An Unwanted Friend

(A short story by Sidharth Vardhan
First published on November 23, 2014)

There is this man who seems to have taken the notion in his mind that I’m his friend … which I’m not. To be honest, I’m scared of him, don’t like him, wish to run away at the mere sight of him. Still, he manages to find me – and starts telling me about his sufferings; he doesn’t seem to be able to talk about anything else. I found myself incapable of consoling him, though I do really feel sorry for him whenever he is around – I’m thus left sad without helping him an ounce. Sometimes, his listlessness is contiguous; it makes me go without food for days. I guess you will understand when I say I feel frustrated with all this.


And he is always finding me only when I am alone. Not always, of course, I still find my moments of blissful solitude, which, as you know, I treasure above all else, though those moments are becoming increasingly rare. Still, I’m always scared of him finding me and so continuously seeking company. I find his pity – whether it is self-pity or pity on me disgusting.


At times, out of compassion that I still sometimes feel for him, I’ve talked of his sufferings with my friends … and although they listen carefully and, at least some of them must be as genuinely sorry for him as they all affect to be – the thing remains same, perhaps it is a failure on my part to explain to them his pains. Still, no one ever really understands him, except for me, and I can’t help him, and he himself is too shy to come out.

Over the last few months, he has become dangerously more efficient in finding me when alone. Of late, sometimes I can feel him arrive when in the company of others, but I won’t have others meet him, having seen that they won’t understand his sorrow. So I run to meet him someplace in solitude – so, now it seems, being in a company is putting me more at a disadvantage than solitude; I think I am actually starting to prefer solitude again.


Quite a few times, I’ve abused him in frustration, calling him to be of no good, stupid, etc., telling him I don’t want him around, but to no use. He would listen to me with his gaze fallen but won’t leave till he wished to – even when, well, it has happened a few times now, I’ve added physical injuries to verbal ones. And while he is stubborn in his habits, whatever I’ve done to scare him away has only added to my own regrets – only making me feel sorrier for him.

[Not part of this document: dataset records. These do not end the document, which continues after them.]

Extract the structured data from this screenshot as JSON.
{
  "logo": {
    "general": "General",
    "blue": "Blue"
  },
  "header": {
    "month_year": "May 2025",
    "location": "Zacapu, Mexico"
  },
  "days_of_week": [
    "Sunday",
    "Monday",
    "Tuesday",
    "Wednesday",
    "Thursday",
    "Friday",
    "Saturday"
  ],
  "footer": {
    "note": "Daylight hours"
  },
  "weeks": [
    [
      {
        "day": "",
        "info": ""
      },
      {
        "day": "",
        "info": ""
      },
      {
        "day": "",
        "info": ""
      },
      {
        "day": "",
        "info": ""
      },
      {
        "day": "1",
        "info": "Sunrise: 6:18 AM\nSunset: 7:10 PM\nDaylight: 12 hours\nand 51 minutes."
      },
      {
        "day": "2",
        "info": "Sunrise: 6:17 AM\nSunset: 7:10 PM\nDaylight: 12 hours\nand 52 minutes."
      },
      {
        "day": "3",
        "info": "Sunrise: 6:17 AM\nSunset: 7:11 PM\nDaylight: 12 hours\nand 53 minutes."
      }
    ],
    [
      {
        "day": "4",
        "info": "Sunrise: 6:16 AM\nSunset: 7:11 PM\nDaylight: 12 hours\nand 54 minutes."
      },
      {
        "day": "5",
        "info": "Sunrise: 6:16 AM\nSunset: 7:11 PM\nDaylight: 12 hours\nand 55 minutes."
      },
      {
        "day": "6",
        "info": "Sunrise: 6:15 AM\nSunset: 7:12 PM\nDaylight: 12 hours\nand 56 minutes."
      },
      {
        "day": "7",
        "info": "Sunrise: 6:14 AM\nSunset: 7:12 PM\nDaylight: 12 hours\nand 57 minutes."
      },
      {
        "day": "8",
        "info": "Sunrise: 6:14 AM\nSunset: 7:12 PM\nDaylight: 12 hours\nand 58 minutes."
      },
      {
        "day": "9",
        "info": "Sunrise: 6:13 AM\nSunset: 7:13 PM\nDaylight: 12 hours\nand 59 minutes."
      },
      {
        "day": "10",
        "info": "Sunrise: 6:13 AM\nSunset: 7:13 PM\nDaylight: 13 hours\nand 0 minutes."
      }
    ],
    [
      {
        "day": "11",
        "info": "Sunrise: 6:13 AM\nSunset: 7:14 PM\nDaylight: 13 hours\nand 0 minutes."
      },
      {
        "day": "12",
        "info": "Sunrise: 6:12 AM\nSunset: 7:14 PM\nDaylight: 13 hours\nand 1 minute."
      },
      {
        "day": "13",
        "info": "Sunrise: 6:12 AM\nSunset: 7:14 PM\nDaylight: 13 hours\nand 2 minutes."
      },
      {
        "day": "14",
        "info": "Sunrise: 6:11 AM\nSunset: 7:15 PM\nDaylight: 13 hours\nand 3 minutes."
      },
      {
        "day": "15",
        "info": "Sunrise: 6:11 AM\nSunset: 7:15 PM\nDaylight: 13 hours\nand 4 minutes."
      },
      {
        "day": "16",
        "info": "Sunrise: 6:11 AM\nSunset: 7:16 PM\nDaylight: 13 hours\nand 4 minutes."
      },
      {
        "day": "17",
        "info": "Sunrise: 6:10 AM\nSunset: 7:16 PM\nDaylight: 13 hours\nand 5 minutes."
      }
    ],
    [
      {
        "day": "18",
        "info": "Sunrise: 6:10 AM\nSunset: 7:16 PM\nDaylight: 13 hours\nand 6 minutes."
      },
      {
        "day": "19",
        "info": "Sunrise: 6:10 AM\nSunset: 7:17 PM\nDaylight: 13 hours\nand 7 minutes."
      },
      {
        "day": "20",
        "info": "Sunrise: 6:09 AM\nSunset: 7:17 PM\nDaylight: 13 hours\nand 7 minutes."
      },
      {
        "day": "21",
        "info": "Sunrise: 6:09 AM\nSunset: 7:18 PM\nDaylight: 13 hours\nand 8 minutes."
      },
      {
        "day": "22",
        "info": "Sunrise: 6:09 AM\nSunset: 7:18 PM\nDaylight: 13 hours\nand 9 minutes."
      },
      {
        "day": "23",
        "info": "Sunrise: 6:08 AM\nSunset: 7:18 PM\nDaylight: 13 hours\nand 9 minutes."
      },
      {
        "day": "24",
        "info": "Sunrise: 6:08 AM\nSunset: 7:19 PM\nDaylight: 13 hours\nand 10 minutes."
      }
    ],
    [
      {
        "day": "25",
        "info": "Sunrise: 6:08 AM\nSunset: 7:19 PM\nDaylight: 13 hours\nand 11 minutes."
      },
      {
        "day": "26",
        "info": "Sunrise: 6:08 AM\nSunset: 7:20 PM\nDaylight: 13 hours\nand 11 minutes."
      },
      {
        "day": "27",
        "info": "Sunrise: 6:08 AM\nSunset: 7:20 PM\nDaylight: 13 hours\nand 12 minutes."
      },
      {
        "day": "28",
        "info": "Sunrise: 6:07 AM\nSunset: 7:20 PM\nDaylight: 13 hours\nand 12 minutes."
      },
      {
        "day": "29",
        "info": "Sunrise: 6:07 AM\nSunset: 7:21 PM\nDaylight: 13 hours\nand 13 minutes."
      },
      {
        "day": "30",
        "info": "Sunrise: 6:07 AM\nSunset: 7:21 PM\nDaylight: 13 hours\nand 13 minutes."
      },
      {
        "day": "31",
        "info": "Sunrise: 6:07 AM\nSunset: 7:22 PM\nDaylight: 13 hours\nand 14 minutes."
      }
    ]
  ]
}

And so I’m never alone without being afraid of him showing up of nowhere –even in a closed room, or in the company without having fears that I might have to take leave of my friends suddenly for the reasons they won’t understand. There are times when I can hear him arriving, scaring me of fate that I can’t save myself from. I sit there, my eyes closed, clueless about what to do – for all schemes that I could have thought of have failed against him. ‘I don’t want him around, I don’t want him around I don’t..’ I say, looking at him in my image in the mirror on room wall – and yet, knowing my wishing so won’t change anything.

Only rarely, my pet dog would come and put her head in my lap, asking me through her big gray eyes to play with her and thus saving me from my melancholy friend’s company.